Club wheat glut feared
Premium shrinks in face of lower overseas demand
By MATTHEW WEAVER
After several years in which wheat industry officials worried there might not be enough club wheat to meet market demand, now comes concerns that there may be too much.
Club wheat is a single-gene wheat with a shorter, clubbed head. Primarily grown in Washington state, it is popular among customers in Japan, Thailand and Taiwan, who use it in blends of soft white wheat, typically referred to as Western White.
The Washington Grain Commission is forecasting a supply of 15 million bushels, with actual use at about 6 million bushels.
"That leaves a lot of extra club," said commission vice president Glen Squires.
The demand for club wheat is about the same or a little less than it was last year, but many farmers planted the crop because of the high premium, Squires said.
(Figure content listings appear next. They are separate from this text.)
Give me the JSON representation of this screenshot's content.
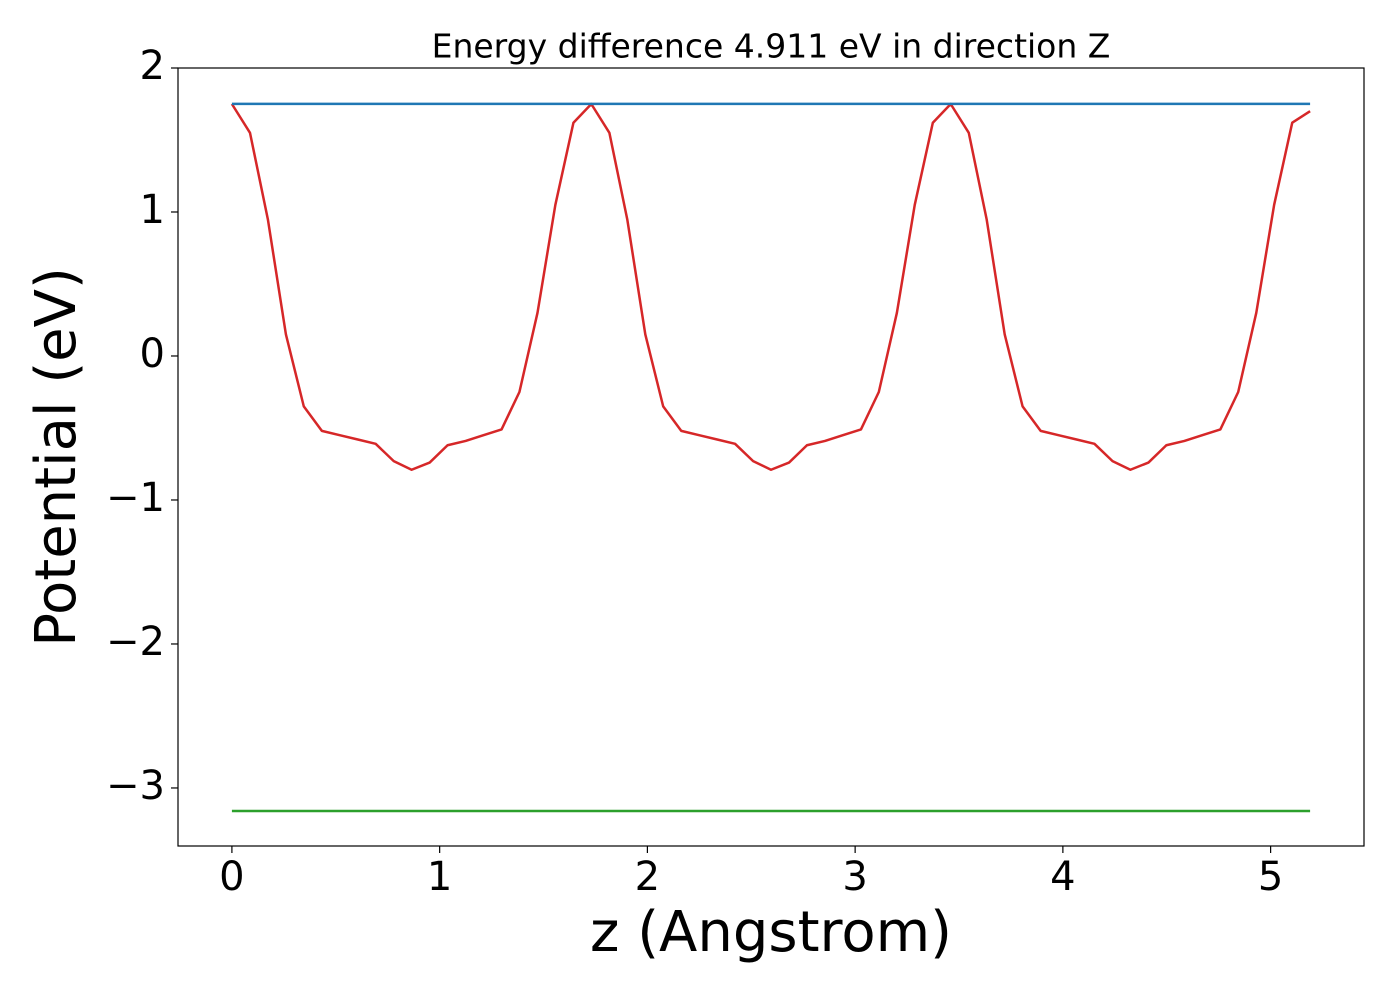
{
  "chart_data": {
    "type": "line",
    "title": "Energy difference 4.911 eV in direction Z",
    "xlabel": "z (Angstrom)",
    "ylabel": "Potential (eV)",
    "xlim": [
      -0.2595,
      5.4495
    ],
    "ylim": [
      -3.403,
      2.0
    ],
    "xticks": [
      0,
      1,
      2,
      3,
      4,
      5
    ],
    "yticks": [
      {
        "value": -3,
        "label": "−3"
      },
      {
        "value": -2,
        "label": "−2"
      },
      {
        "value": -1,
        "label": "−1"
      },
      0,
      1,
      2
    ],
    "grid": false,
    "series": [
      {
        "color": "#d62728",
        "x": [
          0,
          0.087,
          0.173,
          0.26,
          0.346,
          0.433,
          0.519,
          0.606,
          0.692,
          0.779,
          0.865,
          0.952,
          1.038,
          1.125,
          1.211,
          1.298,
          1.384,
          1.471,
          1.557,
          1.644,
          1.73,
          1.817,
          1.903,
          1.99,
          2.076,
          2.163,
          2.249,
          2.336,
          2.422,
          2.509,
          2.595,
          2.682,
          2.768,
          2.855,
          2.941,
          3.028,
          3.114,
          3.201,
          3.287,
          3.374,
          3.46,
          3.547,
          3.633,
          3.72,
          3.806,
          3.893,
          3.979,
          4.066,
          4.152,
          4.239,
          4.325,
          4.412,
          4.498,
          4.585,
          4.671,
          4.758,
          4.844,
          4.931,
          5.017,
          5.104,
          5.19
        ],
        "values": [
          1.75,
          1.55,
          0.95,
          0.15,
          -0.35,
          -0.52,
          -0.55,
          -0.58,
          -0.61,
          -0.73,
          -0.79,
          -0.74,
          -0.62,
          -0.59,
          -0.55,
          -0.51,
          -0.25,
          0.3,
          1.05,
          1.62,
          1.75,
          1.55,
          0.95,
          0.15,
          -0.35,
          -0.52,
          -0.55,
          -0.58,
          -0.61,
          -0.73,
          -0.79,
          -0.74,
          -0.62,
          -0.59,
          -0.55,
          -0.51,
          -0.25,
          0.3,
          1.05,
          1.62,
          1.75,
          1.55,
          0.95,
          0.15,
          -0.35,
          -0.52,
          -0.55,
          -0.58,
          -0.61,
          -0.73,
          -0.79,
          -0.74,
          -0.62,
          -0.59,
          -0.55,
          -0.51,
          -0.25,
          0.3,
          1.05,
          1.62,
          1.7
        ]
      },
      {
        "color": "#1f77b4",
        "x": [
          0,
          5.19
        ],
        "values": [
          1.751,
          1.751
        ]
      },
      {
        "color": "#2ca02c",
        "x": [
          0,
          5.19
        ],
        "values": [
          -3.16,
          -3.16
        ]
      }
    ]
  }
}
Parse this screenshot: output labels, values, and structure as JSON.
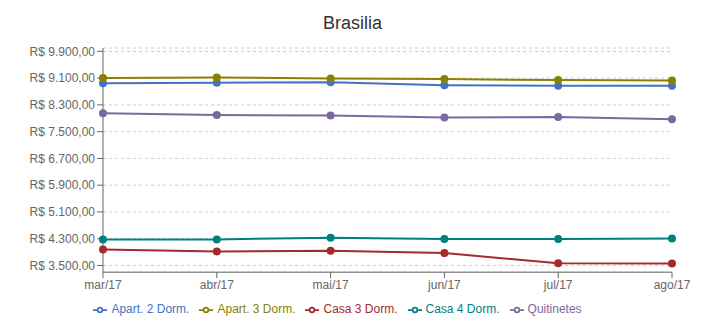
{
  "chart_data": {
    "type": "line",
    "title": "Brasilia",
    "categories": [
      "mar/17",
      "abr/17",
      "mai/17",
      "jun/17",
      "jul/17",
      "ago/17"
    ],
    "series": [
      {
        "name": "Apart. 2 Dorm.",
        "color": "#4472c4",
        "values": [
          8950,
          8960,
          8980,
          8890,
          8870,
          8870
        ]
      },
      {
        "name": "Apart. 3 Dorm.",
        "color": "#8b8000",
        "values": [
          9100,
          9120,
          9090,
          9070,
          9040,
          9030
        ]
      },
      {
        "name": "Casa 3 Dorm.",
        "color": "#a52a2a",
        "values": [
          3980,
          3920,
          3940,
          3870,
          3570,
          3560
        ]
      },
      {
        "name": "Casa 4 Dorm.",
        "color": "#008080",
        "values": [
          4280,
          4280,
          4330,
          4290,
          4290,
          4310
        ]
      },
      {
        "name": "Quitinetes",
        "color": "#7b68a0",
        "values": [
          8050,
          8000,
          7980,
          7920,
          7940,
          7870
        ]
      }
    ],
    "ylim": [
      3300,
      10000
    ],
    "yticks": [
      {
        "value": 3500,
        "label": "R$ 3.500,00"
      },
      {
        "value": 4300,
        "label": "R$ 4.300,00"
      },
      {
        "value": 5100,
        "label": "R$ 5.100,00"
      },
      {
        "value": 5900,
        "label": "R$ 5.900,00"
      },
      {
        "value": 6700,
        "label": "R$ 6.700,00"
      },
      {
        "value": 7500,
        "label": "R$ 7.500,00"
      },
      {
        "value": 8300,
        "label": "R$ 8.300,00"
      },
      {
        "value": 9100,
        "label": "R$ 9.100,00"
      },
      {
        "value": 9900,
        "label": "R$ 9.900,00"
      }
    ],
    "grid": true,
    "legend": "bottom",
    "marker": "circle"
  }
}
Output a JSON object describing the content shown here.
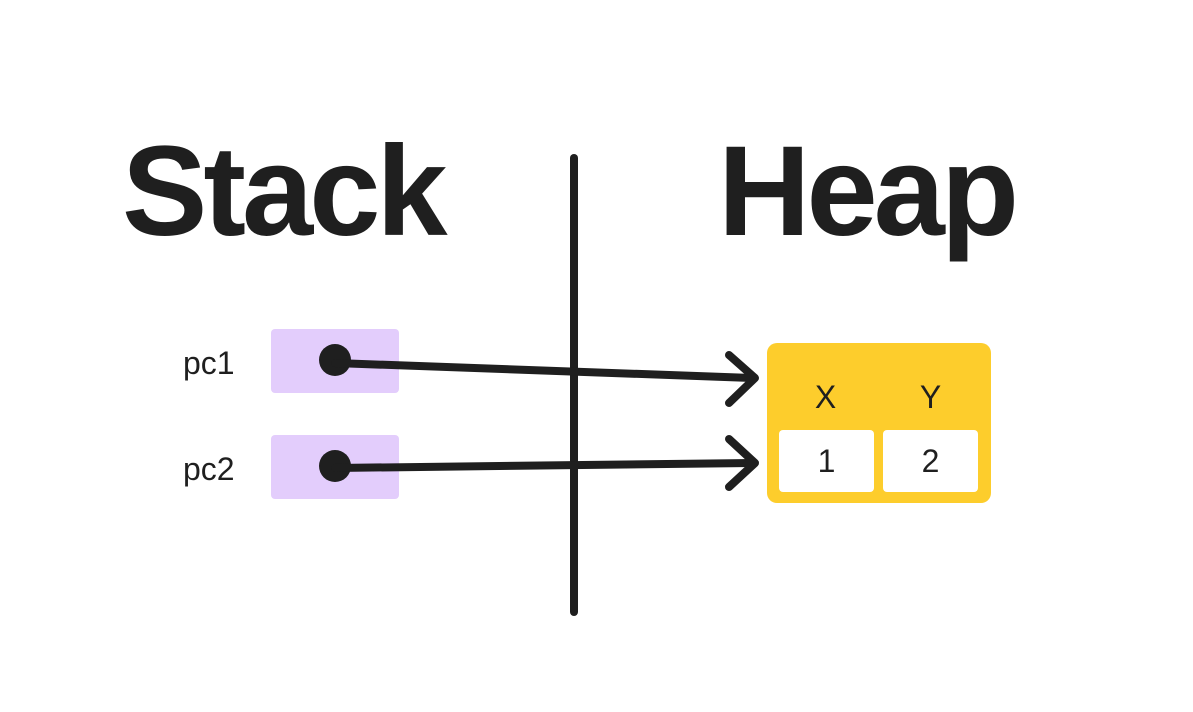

Last year, club wheat garnered a premium of about $2 a bushel over soft white wheat. This year club has been getting little or no premium.
Nov. 24 bids for soft white wheat at Portland were mostly $6.35 for December delivery. Premiums for white club wheat were zero to 50 cents, mainly 17 cents a bushel.
Club wheat acres increased from 175,000 to 292,000, Squires said.
Vince Peterson, U.S. Wheat Associates vice president of overseas operations, also recently voiced concerns about club wheat during a presentation at the Washington Association of Wheat Growers annual convention.
The export market was largely unwilling to pay high club wheat premiums, or continue to do business in the same manner, Peterson said.
Due to concerns about lack of club wheat supplies and the high premiums, Japan last year reduced the amount of club wheat used in its Western White blend from 20 percent to 10 percent. Taiwan and the Philippines switched to soft white wheat instead of club wheat blends.
Japan recently returned to using a 20 percent blend again for January through March, which will provide a little more draw, Squires said.
"Japan sends a message that club wheat is important, Western White is important," he said. "That's a good message for growers."
Extra stocks of club wheat could possibly go out in smaller-percentage blends or be classified as soft white wheat, Squires said.
Commission industry representative Ty Jessup said growers are holding onto club wheat in hopes of a higher premium.
Jessup said the market would eventually straighten itself out, given roughly a year, with smaller premiums and less volatility.
"I think the exporters are able to get what they need to meet buyers' needs, but it's a fairly unique situation," Squires said. "Normally if there's a large supply, price goes down."
By January, Squires said, the commission will probably know seed sales for future club wheat plantings. Another large crop is likely, he said, which will add to the large supply.
Peterson said U.S. Wheat and the grain commission are talking about developing a club wheat trade team to visit the countries as soon as possible to restore interest.
"Those buyers found in some cases they got along pretty well with soft white wheat by itself," he said.
Soft white wheat proteins were also a little lower this year, so those customers don't necessarily have to move back to club wheat so quickly, Peterson said.
"We're going to work as hard as we can to restore these markets," he said.